Ele ficou preso por mais de seis meses após Justiça determinar soltura.
Valor foi fixado em R$ 26,4 mil e o Estado ainda pode recorrer da decisão.

O juiz Walmir Idalêncio dos Santos Cruz, da Vara da Fazenda Pública de Marília (SP), condenou a Fazenda Pública do Estado de São Paulo a indenizar um homem no valor de R$ 26,4 mil por ter ficado preso por mais de seis meses após ordem de soltura ter sido expedida pela Justiça. Ele foi preso em novembro de 2014 por ter furtado dois frascos de filtro solar em Marília.

A condenação por danos morais em primeira instância saiu no dia 29 de julho deste ano e divulgada pela defensoria pública do estado nesta quinta-feira (11). O nome do homem que ganhou a causa não foi divulgado pela Defensoria Pública.

O G1 entrou em contato com a Fazenda do Estado de SP, mas até a publicação desta reportagem não teve retorno. De acordo com o defensor, caso a Fazenda Pública recorra solicitando a reforma da sentença de primeira instância, a Defensoria Pública também irá recorrer para tentar aumentar o valor fixado pelo magistrado.

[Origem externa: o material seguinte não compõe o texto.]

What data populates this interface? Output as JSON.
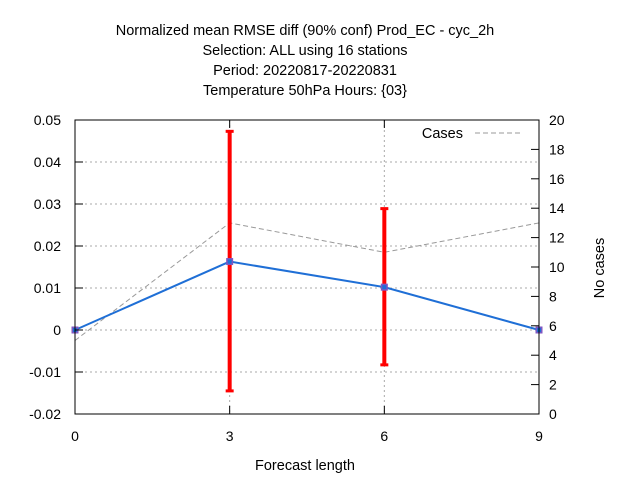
{
  "chart_data": {
    "type": "line",
    "title_lines": [
      "Normalized mean RMSE diff (90% conf) Prod_EC - cyc_2h",
      "Selection: ALL using    16 stations",
      "Period: 20220817-20220831",
      "Temperature 50hPa   Hours: {03}"
    ],
    "xlabel": "Forecast length",
    "ylabel": "",
    "y2label": "No cases",
    "x": [
      0,
      3,
      6,
      9
    ],
    "xlim": [
      0,
      9
    ],
    "xticks": [
      "0",
      "3",
      "6",
      "9"
    ],
    "ylim": [
      -0.02,
      0.05
    ],
    "yticks": [
      "-0.02",
      "-0.01",
      "0",
      "0.01",
      "0.02",
      "0.03",
      "0.04",
      "0.05"
    ],
    "y2lim": [
      0,
      20
    ],
    "y2ticks": [
      "0",
      "2",
      "4",
      "6",
      "8",
      "10",
      "12",
      "14",
      "16",
      "18",
      "20"
    ],
    "grid": "dotted",
    "series": [
      {
        "values": [
          0.0,
          0.0163,
          0.0102,
          0.0
        ],
        "color": "#1f6fd6",
        "axis": "left"
      },
      {
        "name": "Cases",
        "values": [
          5,
          13,
          11,
          13
        ],
        "color": "#999999",
        "style": "dashed",
        "axis": "right"
      }
    ],
    "error_bars": {
      "color": "#ff0000",
      "x": [
        3,
        6
      ],
      "low": [
        -0.0145,
        -0.0083
      ],
      "high": [
        0.0473,
        0.0289
      ]
    },
    "legend_position": "top-right"
  }
}
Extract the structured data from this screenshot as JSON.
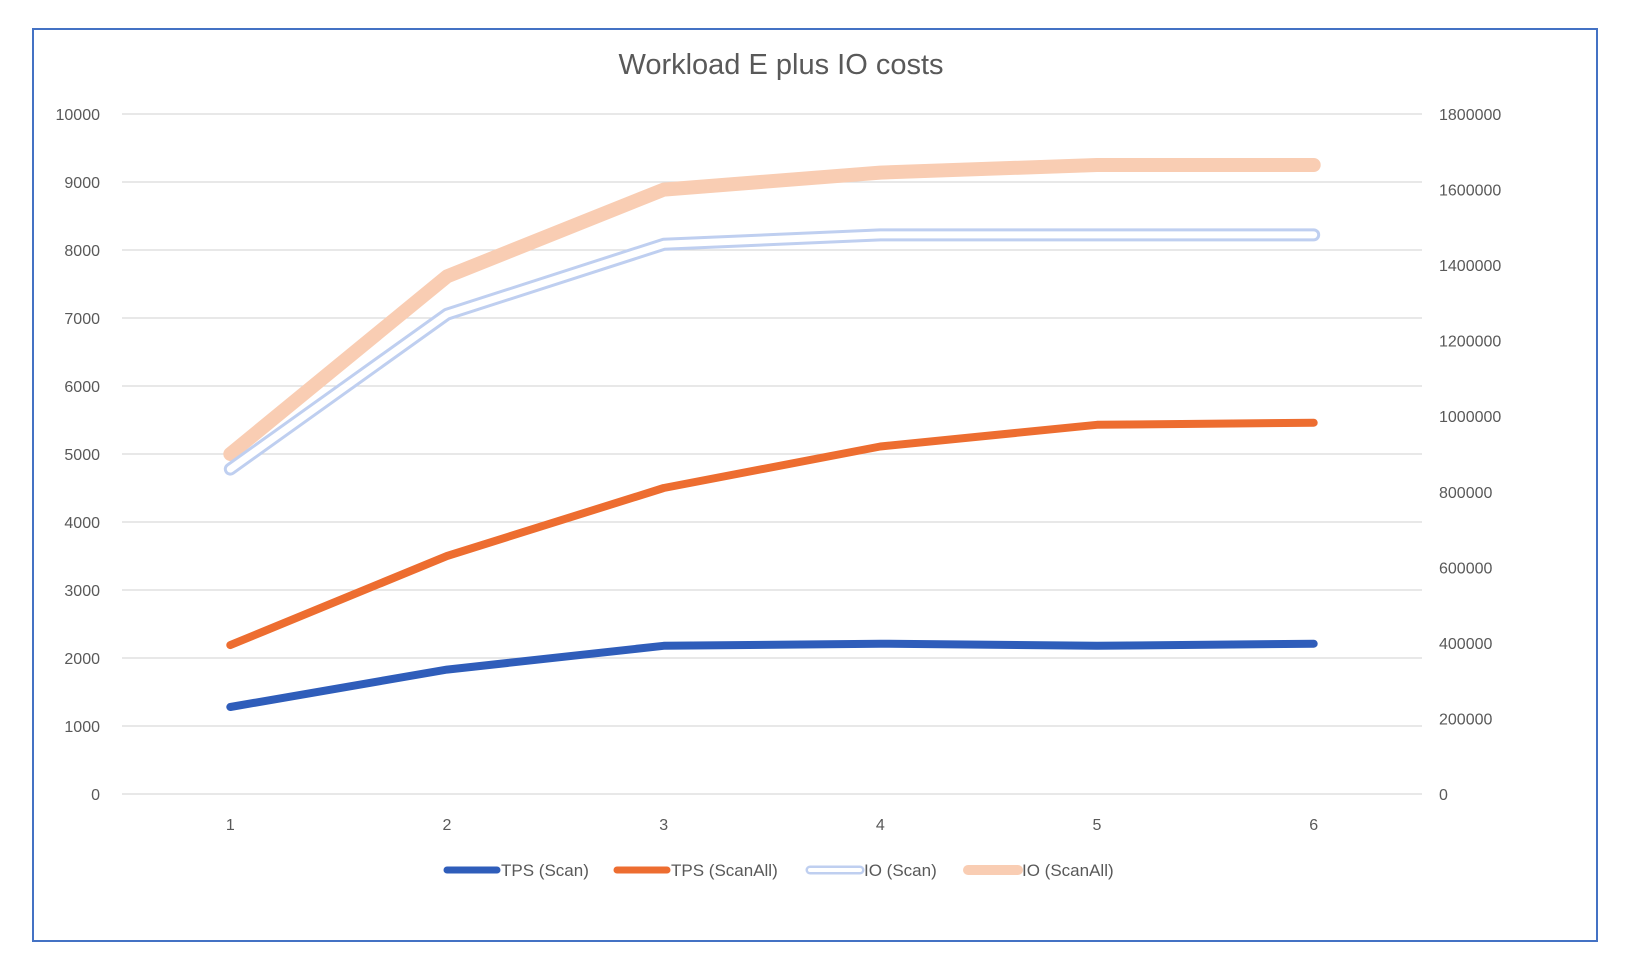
{
  "chart_data": {
    "type": "line",
    "title": "Workload E plus IO costs",
    "categories": [
      "1",
      "2",
      "3",
      "4",
      "5",
      "6"
    ],
    "y_left": {
      "ylim": [
        0,
        10000
      ],
      "ticks": [
        "0",
        "1000",
        "2000",
        "3000",
        "4000",
        "5000",
        "6000",
        "7000",
        "8000",
        "9000",
        "10000"
      ]
    },
    "y_right": {
      "ylim": [
        0,
        1800000
      ],
      "ticks": [
        "0",
        "200000",
        "400000",
        "600000",
        "800000",
        "1000000",
        "1200000",
        "1400000",
        "1600000",
        "1800000"
      ]
    },
    "grid": true,
    "legend_position": "bottom",
    "series": [
      {
        "name": "TPS (Scan)",
        "axis": "left",
        "color": "#2f5dba",
        "style": "solid",
        "values": [
          1280,
          1830,
          2180,
          2210,
          2180,
          2210
        ]
      },
      {
        "name": "TPS (ScanAll)",
        "axis": "left",
        "color": "#ed6d30",
        "style": "solid",
        "values": [
          2190,
          3500,
          4500,
          5110,
          5430,
          5460
        ]
      },
      {
        "name": "IO (Scan)",
        "axis": "right",
        "color": "#bfcff0",
        "style": "double",
        "values": [
          860000,
          1270000,
          1455000,
          1480000,
          1480000,
          1480000
        ]
      },
      {
        "name": "IO (ScanAll)",
        "axis": "right",
        "color": "#f9cdb3",
        "style": "thick",
        "values": [
          900000,
          1370000,
          1600000,
          1645000,
          1665000,
          1665000
        ]
      }
    ]
  }
}
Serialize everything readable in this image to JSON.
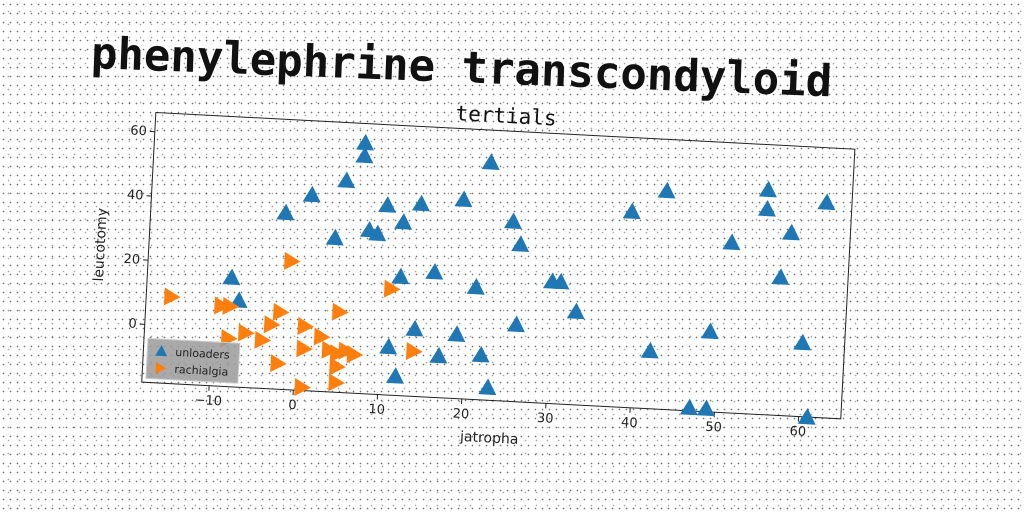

Segundo o defensor público Lucas Pampana Basoli, a Justiça determinou o valor de 30 salários mínimos acrescidos de atualização monetária e juros por mora. “O valor foi fixado pelo juiz da causa, que entendeu que este valor seria adequado para reparar os danos morais causados ao acusado sem, no entanto, gerar seu enriquecimento ‘sem causa’.”

De acordo com a assessoria de imprensa da defensoria, quatro dias depois da prisão do suspeito, a Justiça reconheceu seu direito de responder ao processo criminal em liberdade, determinando sua soltura. No entanto, por erro burocrático, o homem ficou preso por mais de seis meses na penitenciária de Marília, sendo solto apenas em junho de 2015. “Houve uma falha de comunicação entre o Cartório da 2ª Vara Criminal de Marília e a Secretaria de Administração penitenciária”, esclarece o defensor.

Como o homem não tinha antecedentes criminais, a condenação em primeira instância determinou uma pena de quatro meses em regime aberto, convertidos em prestação de serviços à comunidade.  A Defensoria Pública ingressou com a ação de indenização em fevereiro de 2016, com o argumento sobre a responsabilidade do Estado indenizar pelos danos causados por seus agentes a terceiros. “A sentença de primeiro grau repara, na medida do possível, um pouco dos transtornos causados ao assistido, ante à falha estatal em não dar imediato cumprimento ao alvará de soltura”, afirmou o defensor público Lucas Pampana Basoli.